Deep beneath the Arctic Ocean on the peaks of extinct underwater volcanoes, scientists have discovered vast gardens of sea sponges that survive by feeding on the fossils of extinct animals that perished thousands of years ago.
The new discovery of fossil-munching sponges is like nothing scientists have ever seen before. Reporting the new research in the journal Nature Communications, the international team of scientists explained that this find helps to solve the mystery of how animal life can survive and thrive under the ice-covered Arctic Ocean where typical food sources can’t reach.
"Thriving on top of extinct volcanic seamounts of the Langseth Ridge we found massive sponge gardens but did not know what they were feeding on," Antje Boetius, chief scientist of the expedition from Max Planck Institute for Marine Microbiology, said in a statement.
To find out how they were surviving, the team took samples of the sponges taken from the Langseth Ridge - an underwater mountain range not far from the North Pole - and closely looked at the distribution of the sponge gardens on the seafloor.

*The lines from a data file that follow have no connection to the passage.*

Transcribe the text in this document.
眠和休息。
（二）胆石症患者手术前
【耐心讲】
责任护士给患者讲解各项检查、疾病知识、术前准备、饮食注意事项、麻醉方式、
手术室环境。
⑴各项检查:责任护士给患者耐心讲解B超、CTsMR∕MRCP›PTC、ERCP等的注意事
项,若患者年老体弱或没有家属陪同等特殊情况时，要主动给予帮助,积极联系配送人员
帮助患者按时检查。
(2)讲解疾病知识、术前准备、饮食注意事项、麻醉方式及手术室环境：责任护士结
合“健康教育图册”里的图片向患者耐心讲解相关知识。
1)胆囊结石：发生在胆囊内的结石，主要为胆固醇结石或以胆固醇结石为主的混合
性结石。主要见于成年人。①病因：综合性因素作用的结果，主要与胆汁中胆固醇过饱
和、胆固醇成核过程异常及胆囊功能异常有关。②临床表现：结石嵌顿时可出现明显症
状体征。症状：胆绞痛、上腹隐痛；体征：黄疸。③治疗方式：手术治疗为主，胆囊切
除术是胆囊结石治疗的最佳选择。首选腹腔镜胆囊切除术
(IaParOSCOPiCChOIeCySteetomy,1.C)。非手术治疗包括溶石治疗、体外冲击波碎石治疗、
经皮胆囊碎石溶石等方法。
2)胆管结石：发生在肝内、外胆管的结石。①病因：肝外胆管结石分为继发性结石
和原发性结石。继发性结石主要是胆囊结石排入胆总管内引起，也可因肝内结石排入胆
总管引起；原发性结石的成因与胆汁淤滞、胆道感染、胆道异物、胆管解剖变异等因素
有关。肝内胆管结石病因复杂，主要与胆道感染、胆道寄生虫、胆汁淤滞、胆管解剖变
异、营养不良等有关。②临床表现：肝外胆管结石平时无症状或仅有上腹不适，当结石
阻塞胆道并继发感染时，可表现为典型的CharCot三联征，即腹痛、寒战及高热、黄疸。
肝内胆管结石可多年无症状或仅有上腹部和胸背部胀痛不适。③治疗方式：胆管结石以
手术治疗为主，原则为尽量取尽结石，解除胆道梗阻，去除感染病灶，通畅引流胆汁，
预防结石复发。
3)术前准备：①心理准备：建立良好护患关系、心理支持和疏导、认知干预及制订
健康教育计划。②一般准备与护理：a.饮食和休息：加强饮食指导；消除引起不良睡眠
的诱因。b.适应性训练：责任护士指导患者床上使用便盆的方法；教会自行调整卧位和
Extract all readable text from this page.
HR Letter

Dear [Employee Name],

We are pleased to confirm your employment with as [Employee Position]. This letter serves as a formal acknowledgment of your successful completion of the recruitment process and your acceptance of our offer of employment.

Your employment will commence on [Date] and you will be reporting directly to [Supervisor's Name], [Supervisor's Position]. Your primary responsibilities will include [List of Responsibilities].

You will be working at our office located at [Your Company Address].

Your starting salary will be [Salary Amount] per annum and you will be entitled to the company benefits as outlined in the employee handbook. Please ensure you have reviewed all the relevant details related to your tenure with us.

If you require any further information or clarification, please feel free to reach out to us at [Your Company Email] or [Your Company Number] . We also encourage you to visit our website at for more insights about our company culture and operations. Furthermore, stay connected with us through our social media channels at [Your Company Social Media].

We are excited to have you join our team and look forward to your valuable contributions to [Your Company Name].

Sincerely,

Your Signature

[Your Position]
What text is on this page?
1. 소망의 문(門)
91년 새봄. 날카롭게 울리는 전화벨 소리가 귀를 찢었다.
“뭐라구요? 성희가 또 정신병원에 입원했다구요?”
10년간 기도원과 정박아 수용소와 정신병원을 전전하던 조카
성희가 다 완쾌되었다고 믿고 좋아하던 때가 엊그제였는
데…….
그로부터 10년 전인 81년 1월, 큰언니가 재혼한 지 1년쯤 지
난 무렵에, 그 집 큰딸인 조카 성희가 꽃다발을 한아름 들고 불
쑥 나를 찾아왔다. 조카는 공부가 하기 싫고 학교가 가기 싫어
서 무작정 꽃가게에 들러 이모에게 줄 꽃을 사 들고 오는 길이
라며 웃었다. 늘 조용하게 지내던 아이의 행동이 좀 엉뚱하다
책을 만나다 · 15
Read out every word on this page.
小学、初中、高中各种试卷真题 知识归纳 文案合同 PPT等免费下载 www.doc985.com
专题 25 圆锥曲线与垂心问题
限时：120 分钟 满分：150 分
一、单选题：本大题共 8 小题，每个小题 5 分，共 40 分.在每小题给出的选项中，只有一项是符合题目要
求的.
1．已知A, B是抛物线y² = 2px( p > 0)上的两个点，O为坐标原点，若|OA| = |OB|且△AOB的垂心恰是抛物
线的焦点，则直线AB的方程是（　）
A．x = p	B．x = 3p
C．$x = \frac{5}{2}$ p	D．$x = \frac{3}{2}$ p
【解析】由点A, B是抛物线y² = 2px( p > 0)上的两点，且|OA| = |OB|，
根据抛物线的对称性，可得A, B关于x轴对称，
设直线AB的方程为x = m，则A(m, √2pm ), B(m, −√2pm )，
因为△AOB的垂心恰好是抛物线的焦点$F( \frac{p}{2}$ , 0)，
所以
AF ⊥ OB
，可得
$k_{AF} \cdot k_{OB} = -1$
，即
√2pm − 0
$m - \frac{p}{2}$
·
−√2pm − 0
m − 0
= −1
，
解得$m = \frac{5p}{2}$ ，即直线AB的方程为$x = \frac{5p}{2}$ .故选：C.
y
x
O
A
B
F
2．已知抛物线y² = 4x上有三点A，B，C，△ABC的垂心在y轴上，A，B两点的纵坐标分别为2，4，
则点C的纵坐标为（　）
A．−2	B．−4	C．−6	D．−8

Chemical processes going on within the sponges showed that they were, rather bizarrely, getting their food from fossilized tubes of worms and the hardened detritus of other extinct animals.

"Our analysis revealed that the sponges have microbial symbionts that are able to use old organic matter," explained Teresa Morganti, first-author of the study and sponge expert from the Max Planck Institute for Marine Microbiology. "This allows them to feed on the remnants of former, now extinct inhabitants of the seamounts, such as the tubes of worms composed of protein and chitin and other trapped detritus."
However, the sponges need some help to chomp on fossils. Sponges are considered to be one of the simplest forms of animal life — despite their appearance, they are animals, not plans or fungi — but they maintain a complex symbiotic relationship with bacteria that live within them.
These bacteria are provided with a home and in return pay their “rent” by pumping out antibiotics, which help the sponges’ health. It turns out, the microbes also help out the sponges by digesting and dissolving fossils' super-tough material, freeing it up as food for the sponges.
“This is a unique ecosystem," concluded Boetius. "We have never seen anything like it before in the high Central Arctic. In the study area, primary productivity in the overlying water provides less than one percent of the sponges’ carbon demand. Thus, this sponge garden may be a transient ecosystem, but it is rich in species, including soft corals."